I had thought this quite gentle as far as a remonstrance went, but Mary’s brows came down, still on the defensive. I took her arm, and she let out her annoyance in a little puff of air. Then she leaned her head on my shoulder, and we began walking back to the house. This was not the way a lady was supposed to walk with her maid, I supposed, but then again, I did not have a history of correct behavior with the servants. I wondered how she would feel if tonight went badly, if I decided we had to take Uncle Tully and flee from Paris. It seemed that any move I made — or didn’t make — was bound to hurt someone. My feet felt heavy in the gravel as we approached the back step.

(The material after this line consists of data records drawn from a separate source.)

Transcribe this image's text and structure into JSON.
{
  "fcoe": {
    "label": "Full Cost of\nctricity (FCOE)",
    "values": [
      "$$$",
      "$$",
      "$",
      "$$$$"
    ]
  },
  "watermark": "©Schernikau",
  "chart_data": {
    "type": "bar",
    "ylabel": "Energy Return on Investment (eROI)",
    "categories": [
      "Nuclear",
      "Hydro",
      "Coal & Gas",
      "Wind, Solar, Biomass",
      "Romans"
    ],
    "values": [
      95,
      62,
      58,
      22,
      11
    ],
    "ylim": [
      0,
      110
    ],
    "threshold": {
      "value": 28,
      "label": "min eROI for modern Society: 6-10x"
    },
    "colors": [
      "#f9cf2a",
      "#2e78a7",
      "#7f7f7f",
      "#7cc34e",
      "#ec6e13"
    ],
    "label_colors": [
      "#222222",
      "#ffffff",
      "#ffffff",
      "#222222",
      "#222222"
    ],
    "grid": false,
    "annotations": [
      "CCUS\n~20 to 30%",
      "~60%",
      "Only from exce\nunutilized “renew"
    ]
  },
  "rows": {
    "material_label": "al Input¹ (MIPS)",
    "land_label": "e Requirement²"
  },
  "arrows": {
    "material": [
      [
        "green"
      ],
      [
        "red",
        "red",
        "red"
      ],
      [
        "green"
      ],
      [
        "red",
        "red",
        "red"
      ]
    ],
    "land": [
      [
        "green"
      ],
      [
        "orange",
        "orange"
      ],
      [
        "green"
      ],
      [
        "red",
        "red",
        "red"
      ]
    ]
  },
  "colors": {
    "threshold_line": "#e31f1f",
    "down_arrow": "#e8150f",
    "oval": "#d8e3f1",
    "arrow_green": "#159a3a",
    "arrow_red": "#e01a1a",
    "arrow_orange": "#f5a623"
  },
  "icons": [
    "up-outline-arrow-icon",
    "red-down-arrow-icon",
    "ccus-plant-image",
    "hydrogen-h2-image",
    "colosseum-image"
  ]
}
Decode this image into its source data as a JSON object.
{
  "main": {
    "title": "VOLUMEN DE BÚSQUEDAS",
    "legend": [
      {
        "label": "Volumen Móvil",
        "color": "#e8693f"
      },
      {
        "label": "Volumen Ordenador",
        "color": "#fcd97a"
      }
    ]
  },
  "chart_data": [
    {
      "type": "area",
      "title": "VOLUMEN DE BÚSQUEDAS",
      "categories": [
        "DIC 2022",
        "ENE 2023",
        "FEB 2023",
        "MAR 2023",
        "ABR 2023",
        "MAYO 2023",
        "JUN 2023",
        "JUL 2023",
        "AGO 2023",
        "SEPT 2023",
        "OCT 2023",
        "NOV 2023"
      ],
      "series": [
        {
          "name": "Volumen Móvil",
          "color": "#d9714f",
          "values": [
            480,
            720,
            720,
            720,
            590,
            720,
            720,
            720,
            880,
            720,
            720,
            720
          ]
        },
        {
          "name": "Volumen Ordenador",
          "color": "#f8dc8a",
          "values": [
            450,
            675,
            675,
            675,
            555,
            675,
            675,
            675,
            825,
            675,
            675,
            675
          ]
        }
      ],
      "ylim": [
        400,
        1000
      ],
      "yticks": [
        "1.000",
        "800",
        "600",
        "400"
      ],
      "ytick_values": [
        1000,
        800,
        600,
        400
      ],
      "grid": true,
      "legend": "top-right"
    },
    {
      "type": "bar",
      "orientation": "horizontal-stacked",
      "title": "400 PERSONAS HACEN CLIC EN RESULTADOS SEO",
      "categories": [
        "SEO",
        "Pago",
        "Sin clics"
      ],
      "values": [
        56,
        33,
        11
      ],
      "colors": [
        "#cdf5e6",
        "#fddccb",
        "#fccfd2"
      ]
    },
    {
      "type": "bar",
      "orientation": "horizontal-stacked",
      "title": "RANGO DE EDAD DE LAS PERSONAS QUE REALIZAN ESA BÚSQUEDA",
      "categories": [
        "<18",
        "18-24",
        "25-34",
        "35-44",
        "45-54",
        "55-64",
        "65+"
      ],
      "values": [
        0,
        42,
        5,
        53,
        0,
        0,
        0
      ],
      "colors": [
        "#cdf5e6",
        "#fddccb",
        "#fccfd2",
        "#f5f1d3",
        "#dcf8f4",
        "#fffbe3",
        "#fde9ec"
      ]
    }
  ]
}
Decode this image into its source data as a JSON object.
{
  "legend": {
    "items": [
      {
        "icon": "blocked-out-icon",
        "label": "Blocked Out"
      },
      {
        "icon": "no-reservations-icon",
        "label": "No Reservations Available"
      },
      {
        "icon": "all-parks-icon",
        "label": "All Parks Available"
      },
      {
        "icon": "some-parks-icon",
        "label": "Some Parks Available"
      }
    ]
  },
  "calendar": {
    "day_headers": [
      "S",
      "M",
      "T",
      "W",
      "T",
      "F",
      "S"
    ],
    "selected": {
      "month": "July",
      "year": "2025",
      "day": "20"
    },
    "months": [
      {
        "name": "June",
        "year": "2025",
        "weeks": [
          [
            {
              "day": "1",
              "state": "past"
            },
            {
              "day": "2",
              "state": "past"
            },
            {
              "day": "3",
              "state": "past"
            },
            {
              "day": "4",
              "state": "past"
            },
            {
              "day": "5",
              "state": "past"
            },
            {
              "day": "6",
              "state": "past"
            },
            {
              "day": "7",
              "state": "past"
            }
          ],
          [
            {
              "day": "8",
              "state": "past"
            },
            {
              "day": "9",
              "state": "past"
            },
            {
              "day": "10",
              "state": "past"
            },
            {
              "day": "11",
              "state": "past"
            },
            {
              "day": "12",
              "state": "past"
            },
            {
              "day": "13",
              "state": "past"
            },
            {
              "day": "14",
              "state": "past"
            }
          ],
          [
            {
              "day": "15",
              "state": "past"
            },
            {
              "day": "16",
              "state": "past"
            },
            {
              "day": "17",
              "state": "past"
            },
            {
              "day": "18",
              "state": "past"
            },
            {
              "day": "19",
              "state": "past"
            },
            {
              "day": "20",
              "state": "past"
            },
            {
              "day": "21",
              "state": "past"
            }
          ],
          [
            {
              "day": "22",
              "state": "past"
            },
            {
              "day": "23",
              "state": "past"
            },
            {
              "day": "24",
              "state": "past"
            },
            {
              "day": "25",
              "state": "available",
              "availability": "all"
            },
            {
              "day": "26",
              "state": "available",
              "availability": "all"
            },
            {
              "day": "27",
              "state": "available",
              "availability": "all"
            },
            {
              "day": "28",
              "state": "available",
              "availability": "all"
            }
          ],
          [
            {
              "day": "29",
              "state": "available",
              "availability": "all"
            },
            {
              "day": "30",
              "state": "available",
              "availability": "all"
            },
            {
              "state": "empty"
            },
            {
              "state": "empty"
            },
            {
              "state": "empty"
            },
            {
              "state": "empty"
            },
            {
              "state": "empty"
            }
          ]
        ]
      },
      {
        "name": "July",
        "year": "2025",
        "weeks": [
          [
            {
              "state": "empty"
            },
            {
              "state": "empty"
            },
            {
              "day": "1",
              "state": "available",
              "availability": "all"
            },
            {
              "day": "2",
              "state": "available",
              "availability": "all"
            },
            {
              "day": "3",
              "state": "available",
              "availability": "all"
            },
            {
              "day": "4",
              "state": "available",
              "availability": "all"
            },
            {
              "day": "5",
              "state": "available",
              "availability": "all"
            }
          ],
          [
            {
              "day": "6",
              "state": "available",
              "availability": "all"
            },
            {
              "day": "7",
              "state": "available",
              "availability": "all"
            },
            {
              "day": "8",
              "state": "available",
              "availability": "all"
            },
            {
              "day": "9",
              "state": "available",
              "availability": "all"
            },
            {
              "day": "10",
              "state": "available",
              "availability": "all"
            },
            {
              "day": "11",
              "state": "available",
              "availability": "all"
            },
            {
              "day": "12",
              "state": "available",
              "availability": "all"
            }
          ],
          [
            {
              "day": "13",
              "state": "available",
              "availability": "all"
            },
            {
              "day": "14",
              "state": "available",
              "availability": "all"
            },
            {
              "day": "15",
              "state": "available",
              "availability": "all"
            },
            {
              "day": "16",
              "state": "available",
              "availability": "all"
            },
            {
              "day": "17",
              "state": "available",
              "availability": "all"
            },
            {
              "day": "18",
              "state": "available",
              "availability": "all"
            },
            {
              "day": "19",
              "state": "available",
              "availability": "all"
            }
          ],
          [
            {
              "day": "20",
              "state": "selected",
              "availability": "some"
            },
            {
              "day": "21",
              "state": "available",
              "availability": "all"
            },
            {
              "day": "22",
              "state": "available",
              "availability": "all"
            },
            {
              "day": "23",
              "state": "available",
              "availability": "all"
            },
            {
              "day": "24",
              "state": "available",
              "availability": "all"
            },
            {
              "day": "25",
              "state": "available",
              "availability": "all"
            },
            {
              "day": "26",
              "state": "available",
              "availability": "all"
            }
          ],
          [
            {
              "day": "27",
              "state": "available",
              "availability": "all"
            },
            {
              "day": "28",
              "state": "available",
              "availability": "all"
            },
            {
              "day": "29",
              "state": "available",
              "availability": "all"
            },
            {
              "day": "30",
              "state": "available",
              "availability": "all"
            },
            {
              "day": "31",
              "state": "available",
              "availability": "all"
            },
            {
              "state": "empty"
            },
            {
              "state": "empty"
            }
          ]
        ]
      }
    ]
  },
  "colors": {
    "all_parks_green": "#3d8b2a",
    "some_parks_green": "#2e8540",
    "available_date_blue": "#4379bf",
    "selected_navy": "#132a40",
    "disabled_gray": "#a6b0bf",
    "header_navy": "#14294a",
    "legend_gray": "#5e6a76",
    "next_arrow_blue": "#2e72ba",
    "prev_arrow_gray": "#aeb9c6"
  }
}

“Miss,” Mary said suddenly, straightening up. “I’ve been thinking on this for a while now, Miss, only I hadn’t said, but … that Lane Moreau, now.” My arm stiffened slightly in hers. “Before you was coming to us, he didn’t go about with any of them other girls in the village, not a bit of it, and he could’ve, Miss, Lord knows he could’ve. Mostly he was with Mr. Tully, of course, and we’re both knowing what a job that is. But when you came, you was the only one I saw turning his head, and you turned it proper, if you don’t mind me saying. But, Miss, if all that’s so, and if he weren’t dead these months, and was just next door only now he ain’t, then why in all this time wasn’t he writing to you, Miss? Not even a line or two, not using his name?”

Every muscle inside me was now clenched and tense. Mary, in her usual way, was putting her thumb “right on the sore spot,” as her mother would have said. I didn’t know the answer to her question.

Mary went on. “Unless — and I hope I ain’t hurting your feelings none, Miss — but, unless maybe he was finding somebody else? He’s been gone a long time, and there’s lots of girls running about Paris, I’ve noticed, girls that ain’t so far above him. But what I’m really wanting to know, Miss, is … do you think they’ll all be changing their minds someday?”

I’d been so focused on my own worries that I hadn’t seen the direction Mary’s thoughts were taking. I turned my mind from my own conundrums and squeezed her arm.

“I’m not certain, Mary. But I would guess the shorter the acquaintance, the more changeable a mind could be. Wouldn’t you agree?” I tried to smile at her serious face.

“Well, Miss,” Mary said, “if we’re swapping advice, and if you don’t mind a dose of it from me, I wouldn’t trust that Mr. Marchand, Miss. Not for a minute, Miss. He looks at you like a fox in a chicken coop what’s got only one hen.”

I attempted a smile for the second time, but I couldn’t summon it. It wasn’t Henri Marchand or Mrs. DuPont or even the emperor of France I was afraid of this evening. The name of my deepest fear was Katharine Tulman, and whether tonight she would once again be making a terrible mistake.

At nine o’clock, I stood in front of the mirror in Marianna’s room, fidgeting. Uncle Tully was well, his bruises more faded, the upstairs attic now resembling a mechanical nest. My bruise was almost undetectable, but the small cut, I feared, was going to leave a scar. I had a bag packed beside the door of my room, and one of Dr. Pruitt’s little brown bottles on the chimneypiece, just in case the night went badly. I had not yet mentioned the idea of fleeing Paris to Mary, but I saw her eying the bottle and guessed that she was drawing her own conclusions.